A HivePlotData object, especially one created fresh using dot2HPD, generally contains a lot of hidden information about the network described. This function can extract this hidden information. This function has options which are quite specific as to what they do. The user can easily write new options and incorporate them (or send them to me for incorporation). This function can be called multiple times using different options to gradually modify the HivePlotData object.

Usage

mineHPD(HPD, option = "rad <- tot.edge.count")

Arguments

HPD
A HivePlotData object.
option
A character string giving the option desired. See Details for current options.

Value

  • A modified HivePlotData object.

Details

option = "rad <- tot.edge.count" This option looks through the HivePlotData object and determines how many edges start or end on each node (the "degree"). This value is then assigned to the radius for that node. option = "axis <- source.man.sink" This option examines the nodes and corresponding edges in a HivePlotData object to determine if the node is a source, manager or sink.
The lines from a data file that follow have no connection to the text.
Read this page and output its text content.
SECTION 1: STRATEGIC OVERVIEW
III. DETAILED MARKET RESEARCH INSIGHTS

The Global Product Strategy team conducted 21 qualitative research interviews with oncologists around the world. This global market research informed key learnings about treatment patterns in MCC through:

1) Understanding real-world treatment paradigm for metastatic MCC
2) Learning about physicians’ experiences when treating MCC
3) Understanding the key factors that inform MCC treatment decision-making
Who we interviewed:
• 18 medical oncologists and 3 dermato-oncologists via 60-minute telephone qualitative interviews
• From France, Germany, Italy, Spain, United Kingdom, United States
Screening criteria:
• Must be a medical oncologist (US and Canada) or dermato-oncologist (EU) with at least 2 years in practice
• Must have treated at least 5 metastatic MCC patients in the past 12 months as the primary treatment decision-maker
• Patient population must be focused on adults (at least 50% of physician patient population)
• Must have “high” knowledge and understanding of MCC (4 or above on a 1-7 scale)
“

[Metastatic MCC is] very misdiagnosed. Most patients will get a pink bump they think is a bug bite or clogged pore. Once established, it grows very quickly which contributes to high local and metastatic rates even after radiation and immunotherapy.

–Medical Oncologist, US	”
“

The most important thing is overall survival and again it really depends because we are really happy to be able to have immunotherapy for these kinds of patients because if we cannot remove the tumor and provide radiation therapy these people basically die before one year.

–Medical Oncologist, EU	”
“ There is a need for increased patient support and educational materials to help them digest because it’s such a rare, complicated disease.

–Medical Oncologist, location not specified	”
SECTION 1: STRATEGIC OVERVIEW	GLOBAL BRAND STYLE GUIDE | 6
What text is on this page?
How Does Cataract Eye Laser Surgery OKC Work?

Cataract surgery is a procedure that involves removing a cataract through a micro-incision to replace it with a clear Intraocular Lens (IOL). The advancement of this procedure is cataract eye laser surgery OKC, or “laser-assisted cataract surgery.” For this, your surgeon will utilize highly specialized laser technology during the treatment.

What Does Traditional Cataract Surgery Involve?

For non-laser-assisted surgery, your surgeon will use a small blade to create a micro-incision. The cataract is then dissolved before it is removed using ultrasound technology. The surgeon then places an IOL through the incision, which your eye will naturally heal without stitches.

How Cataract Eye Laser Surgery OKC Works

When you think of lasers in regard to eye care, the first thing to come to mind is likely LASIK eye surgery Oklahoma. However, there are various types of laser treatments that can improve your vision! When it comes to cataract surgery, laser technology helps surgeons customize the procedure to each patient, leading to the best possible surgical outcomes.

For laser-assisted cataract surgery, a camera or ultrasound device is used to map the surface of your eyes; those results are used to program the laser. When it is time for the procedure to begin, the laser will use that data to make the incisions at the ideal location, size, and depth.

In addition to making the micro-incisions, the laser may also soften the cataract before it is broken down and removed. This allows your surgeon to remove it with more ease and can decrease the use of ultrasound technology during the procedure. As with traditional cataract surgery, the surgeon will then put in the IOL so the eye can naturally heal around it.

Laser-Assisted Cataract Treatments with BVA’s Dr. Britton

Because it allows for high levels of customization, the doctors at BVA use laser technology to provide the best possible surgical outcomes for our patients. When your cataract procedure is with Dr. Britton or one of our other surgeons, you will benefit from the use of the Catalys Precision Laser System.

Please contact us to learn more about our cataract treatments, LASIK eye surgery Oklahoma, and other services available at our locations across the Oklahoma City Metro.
A source node only has outgoing edges. A sink node only has incoming edges. A manager has both. Hence, this option treats the HivePlotData object as if it were directed in that the first node of an edge in will be in HPD$nodes$id1 and the second node of an edge will be in HPD$nodes$id2. As a result, this option produces a hive plot with 3 axes. This concept is similar to the idea of FuncMap but the internals are quite different. See also dot2HPD for some details about processing .dot files in an agnostic fashion. option = "remove orphans" removes nodes that have degree zero (no incoming or outgoing edges). option = "remove zero edge" removes edges with length zero, which includes edges that start and end at the same node (as in option = "remove self edge") as well as edges that are zero length because the axis and radius of the start and end nodes just happen to be the same. The node coordinates are the criteria: if an edge starts on a given axis at a given radius and ends at the same point, it is removed. option = "remove self edge" removes edges that start and end on the same node. This differs from option = "remove zero edge" in that it is the node labels that are compared rather than the node coordinates.

References

http://academic.depauw.edu/~hanson/HiveR/HiveR.html

See Also

See the vignette for an example of using this function. Use > vignette("HiveR") to produce the vignette.